An SFTP connection object

get_file_size(remote_path, connection=None)[source]

Get the size of a file in MB on the SFTP server. The file is not downloaded locally.

Args:
remote_path: str

The remote path of the file

connection: obj

An SFTP connection object

Returns:
int

The file size in MB.

list_subdirectories(remote_path, connection=None, pattern=None)[source]

List the subdirectories of a directory on the remote server.

Args:
remote_path: str

The remote directory whose subdirectories will be listed

connection: obj

An SFTP connection object

pattern: str

A regex pattern with which to select full directory paths. Defaults to None, in which case all subdirectories will be selected.

Returns:
list

The subdirectories in remote_path.

list_files(remote_path, connection=None, pattern=None)[source]

List the files in a directory on the remote server.

Args:
remote_path: str

The remote directory whose files will be listed

connection: obj

An SFTP connection object

pattern: str

A regex pattern with which to select file names. Defaults to None, in which case all files will be selected.

Returns:
list

The files in remote_path.

walk_tree(remote_path, connection=None, download=False, dir_pattern=None, file_pattern=None, max_depth=2)[source]
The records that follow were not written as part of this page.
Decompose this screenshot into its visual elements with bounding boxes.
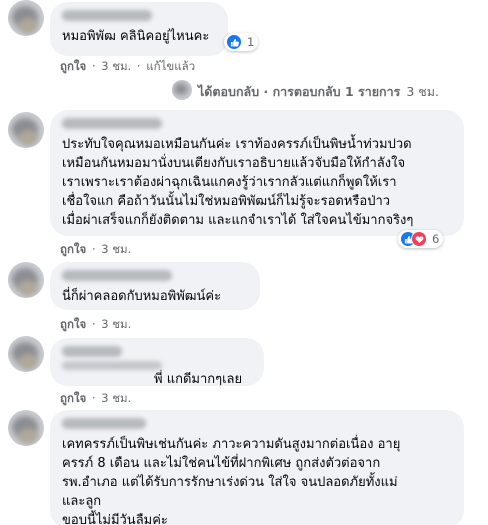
comment-bubble: หมอพิพัฒ คลินิคอยู่ไหนคะ [50,2,228,56]
comment-text: พี่ แกดีมากๆเลย [154,372,243,387]
comment-text: เคทครรภ์เป็นพิษเช่นกันค่ะ ภาวะความดันสูง… [62,437,401,525]
like-button[interactable]: ถูกใจ [60,242,86,256]
commenter-subtitle [62,361,162,370]
reply-time: 3 ชม. [406,84,439,99]
comment-text: หมอพิพัฒ คลินิคอยู่ไหนคะ [62,29,210,44]
comment-text: นี่ก็ผ่าคลอดกับหมอพิพัฒน์ค่ะ [62,289,222,304]
reaction-summary[interactable]: 1 [224,33,259,51]
commenter-name[interactable] [62,418,146,429]
commenter-name[interactable] [62,270,172,281]
comment-bubble: พี่ แกดีมากๆเลย [50,338,264,387]
commenter-avatar[interactable] [8,410,44,446]
love-reaction-icon [411,231,427,247]
like-button[interactable]: ถูกใจ [60,59,86,73]
reply-avatar[interactable] [172,80,192,100]
comment-time[interactable]: 3 ชม. [101,391,131,405]
commenter-name[interactable] [62,118,162,129]
view-replies-link[interactable]: ได้ตอบกลับ · การตอบกลับ 1 รายการ [198,82,400,102]
commenter-avatar[interactable] [8,112,44,148]
view-replies[interactable]: ได้ตอบกลับ · การตอบกลับ 1 รายการ 3 ชม. [198,82,439,102]
comment-bubble: นี่ก็ผ่าคลอดกับหมอพิพัฒน์ค่ะ [50,262,260,310]
comment-bubble: ประทับใจคุณหมอเหมือนกันค่ะ เราท้องครรภ์เ… [50,110,464,236]
comment-actions: ถูกใจ · 3 ชม. [60,242,132,256]
commenter-avatar[interactable] [8,336,44,372]
like-reaction-icon [226,34,242,50]
reaction-count: 1 [247,35,255,49]
comments-panel: หมอพิพัฒ คลินิคอยู่ไหนคะ 1 ถูกใจ · 3 ชม.… [0,0,488,525]
comment-time[interactable]: 3 ชม. [101,317,131,331]
reaction-summary[interactable]: 6 [398,230,444,248]
reaction-count: 6 [432,232,440,246]
comment-actions: ถูกใจ · 3 ชม. [60,391,132,405]
comment-text: ประทับใจคุณหมอเหมือนกันค่ะ เราท้องครรภ์เ… [62,137,414,228]
like-button[interactable]: ถูกใจ [60,317,86,331]
comment-actions: ถูกใจ · 3 ชม. · แก้ไขแล้ว [60,59,196,73]
edited-label: แก้ไขแล้ว [146,59,196,73]
comment-time[interactable]: 3 ชม. [101,59,131,73]
like-button[interactable]: ถูกใจ [60,391,86,405]
comment-time[interactable]: 3 ชม. [101,242,131,256]
commenter-avatar[interactable] [8,262,44,298]
commenter-avatar[interactable] [8,0,44,36]
commenter-name[interactable] [62,10,152,21]
comment-bubble: เคทครรภ์เป็นพิษเช่นกันค่ะ ภาวะความดันสูง… [50,410,464,525]
commenter-name[interactable] [62,346,122,357]
comment-actions: ถูกใจ · 3 ชม. [60,317,132,331]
Recursively walks a directory, fetching all subdirectories and files (as long as they match dir_pattern and file_pattern, respectively) and the maximum directory depth hasn’t been exceeded. Optionally downloads discovered files.

Args:
remote_path: str

The top level directory to walk

connection: obj

An SFTP connection object

download: bool

Whether to download discovered files

dir_pattern: str

A regex pattern with which to select directories. Defaults to None, in which case all directories will be selected.

file_pattern: str

A regex pattern with which to select files. Defaults to None, in which case all files will be selected.

max_depth: int

A limit on how many directories deep to traverse. The default, 2, will search the contents of remote_path and its subdirectories.

Returns:
tuple

A list of directories touched and a list of files. If the files were downloaded the file list will consist of local paths, if not, remote paths.